Paint a picture of what your life was like before you encountered the challenge that called for you to summon your courage.

I lived life for others. I molded myself to be accepted but never felt fulfilled. I was a single mom on a mission to show that I could handle things on my own. I built a thick wall around my heart. I vowed I was never going to get hurt again. I blamed myself for so many things that happened to my kids and me. My hurt and sadness were projected in control and anger. I couldn’t let anyone know just how much I hurt. I felt like I wasn’t enough to love. I punished myself every day for not being good enough to provide for my kids. I wanted to protect my kids. I felt so guilty when I couldn’t. Everything that went wrong, I internally punished myself for not knowing better or doing better. I was living life on cruise control.

Were there any doubts or fears you had to overcome before taking action? How did you manage them?

The biggest doubt or fear was believing in myself. I don’t think I managed it well, to be honest. I felt so lost and didn’t know where to start. My world was crumbling around me. I desperately wanted to hold onto the dream of a happy, loving family, but the harder I held on, the more the distance in the relationships. Putting myself first felt selfish. I would feel guilty when I did things for myself. One step at a time, I started exploring what I would enjoy in life.

What were some of the challenges or obstacles you faced during your journey to overcome this particular challenge?

The challenges were channeling, understanding, and expressing my emotions. At first, it felt like such a big task — like learning a new language. Finding the words and tone to convey my thoughts, feelings, and message was difficult.

Tell us about a memorable anecdote or turning point in your courageous journey.

The turning point for me was when I understood that I didn’t need to compete with anyone or outspeak (in volume) someone else to be heard. I also understood that others are doing the best they can, as well, in their own journey.

What role models or sources of support helped you stay strong and resilient?

The sources of support came from the women in my tribe. They encouraged me to take the steps, to be the genuine me, to cheer me on, and to be a safe place. I didn’t see it until later in my healing journey, but my family loved me and wanted the best for me. They supported me in the way they knew how.

How did this experience impact your life and your perception of courage?

It’s a never-ending journey, right? Every day, there is a reminder that the journey must continue; this experience has helped awaken my dormant self. I am more grounded in who I am. I am able to set not just boundaries, but healthy boundaries. Courage comes in so many ways, and it can be bigger and greater with support.



What lessons or wisdom have you gained from this experience that you’d like to share with others?

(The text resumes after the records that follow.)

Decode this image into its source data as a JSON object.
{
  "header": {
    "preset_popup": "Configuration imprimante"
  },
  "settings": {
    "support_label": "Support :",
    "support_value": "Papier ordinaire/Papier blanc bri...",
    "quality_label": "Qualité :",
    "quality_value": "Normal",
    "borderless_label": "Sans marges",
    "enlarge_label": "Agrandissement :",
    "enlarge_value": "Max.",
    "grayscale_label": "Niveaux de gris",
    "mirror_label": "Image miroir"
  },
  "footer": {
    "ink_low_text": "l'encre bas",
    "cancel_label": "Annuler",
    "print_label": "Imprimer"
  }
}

Healing is not a one-time event. Every day, there is something of you to be aware of and learn. It’s important to feel all of our emotions but not let them control our lives. Healing gives us an edge to move forward sooner than if we do not heal.

What unexpected or positive outcomes emerged from your courageous actions?

The unexpected outcome is that I’m becoming a life coach. When I opened up about my feelings and experiences, I was met with understanding and care. Wouldn’t it be nice for all women to feel that way? I knew I want to support women in their journey of healing and life coaching called to me.

How do you define courage, and how has your definition evolved through your own experiences?

Courage is taking the steps to move forward despite fear. I tended to think of a worst-case scenario, and that often had me at a standstill. I say tended because I have worked hard to no longer allow myself to accept being stagnant in moving forward. One little step in courage is as important as one leap in courage.

Is there a particular message or advice you’d like to convey to other women who may be facing similar challenges?

Your journey is your journey. Be inspired by others to heal, yet understand there are many paths to healing. Trust that you will lead yourself to where you are meant to be. When there are roadblocks, you can create your own path.

In retrospect, do you have any regrets or things you would have done differently?

I don’t necessarily have regrets. There are lessons to be learned from each experience. The only thing I may have done differently was to be more open to healing earlier in life. But then again, would not have learned the lessons I learned.

How has this experience shaped your identity or sense of self?

I feel more confident and comfortable in my identity.

What would you say to someone who is hesitant or afraid to take a courageous step in their lives?

It is okay to be hesitant and afraid. I encourage you to start. It won’t be easy at times. Life happens. Picture yourself smiling, loving, brighter, and stronger because you chose you. Be grounded in who you are and be flexible to adapt. You truly are worth it.